New York, New York. San Francisco, California. Los Angeles, California. Miami, Florida.
As real estate investors, we hear the names of these cities and get stars in our eyes. It's hard not to drool over such glamorous markets from time to time. After all, they've got it all: prestige, incredible properties, legendary profits...what's not to love?
A lot of things, as it turns out.
For one, competition in these sought-after markets is incredibly steep. International real estate investors want their slice of the pie when it comes to these markets, so you’re not just competing with domestic competitors. On top of that, the barrier to entry is lofty. It’s hard to crack into one of these markets. Most investors spend years clawing their way up to that point if they didn’t already have the capital to do so readily available.
For your average real estate investor, is it even worth it?
Granted, in the modern day, some things are making it easier for all investors to throw their hat into the ring of any market that they choose. There have always been REITs, but crowdfunding has opened up a whole new world for real estate investors to get involved in virtually any market with little to no barrier to entry.
But what about real estate investors who still want to go the traditional buy and hold route? Are they just stuck?
Or maybe we should stop chasing hyped, “hot” real estate markets.
Secondary real estate markets hold the real key to steady, reliable positive cash flow for real estate investors. Secondary real estate markets were once dormant, but have begun growing exponentially in both commercial and residential sectors in the past few years.
And for good reason. Moving away from primary markets like New York City and Chicago and into secondary (and even tertiary) markets brings some distinct advantages:
1. Less Competition
Most obviously, a secondary or tertiary market is just going to have fewer investors (and really, fewer homeowners) looking to get a piece of the pie. That means you’re going to have to deal less with bidding wars, and there’s going to be more to choose from and less stress in the entire acquisition process. If you like feeling frenzied, maybe that’s not a plus.
2. Smaller Barrier to Entry
Bigger markets mean they’re harder to crack. Smaller markets are much easier to manage. They’re easier to learn, easier to start in, and easier to master.
Because properties are going to be less expensive, it means the simple act of purchasing a property is going to be easier. Scaling your portfolio will happen sooner. You’ll be able to experience positive cash flow at a smaller threshold. In general, it’s easier to get started and be successful!
3. Potential for Growth
Because these markets are growing, recovering, and experiencing their own economic revivals (in many cases), the potential for your investments to grow and appreciate is great. If you buy and hold, you could see great returns down the line as the market thrives around you.
4. Portfolio Diversification
When you stop focusing on primary markets, or even just on local markets, you have the opportunity to truly diversify your portfolio. This helps mitigate risk! As you get involved in more markets, hopefully with the aid of a turnkey real estate company, you’ll be able to reap the benefits of exciting, up-and-coming markets without the fear that one market experiencing a downturn will ruin your entire portfolio. Instead, opportunity is wide open. You can enjoy markets that are “hot” or you can seek out more stable, slow-but-steady markets—whatever suits your tastes!

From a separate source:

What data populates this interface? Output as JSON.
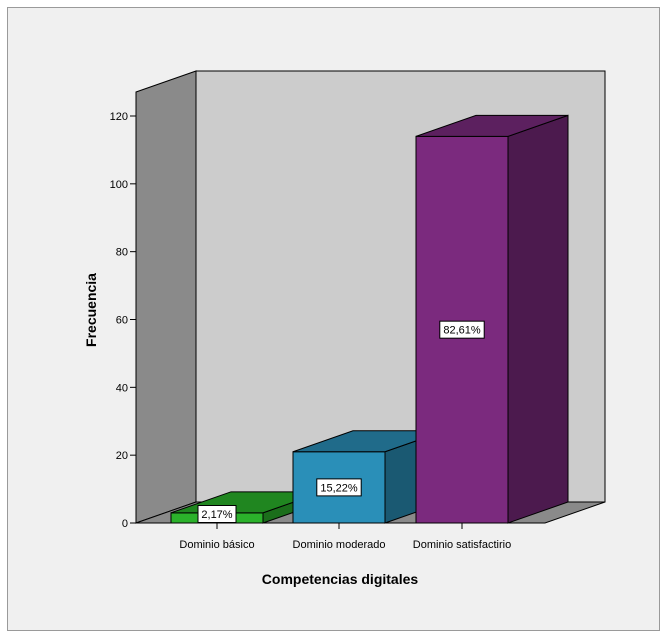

5. Property & Rental Affordability
Affordability isn’t just a plus for you and your ability to buy properties and enter a new market. It’s a plus for your tenants and the market as a whole. Affordability draws in a bigger population, which means more tenants, economic growth, and opportunity.
While secondary housing markets may not have the glamour or prestige of the primary markets, they do have great potential. Don’t underestimate the opportunities right under your fingertips, all of the nation!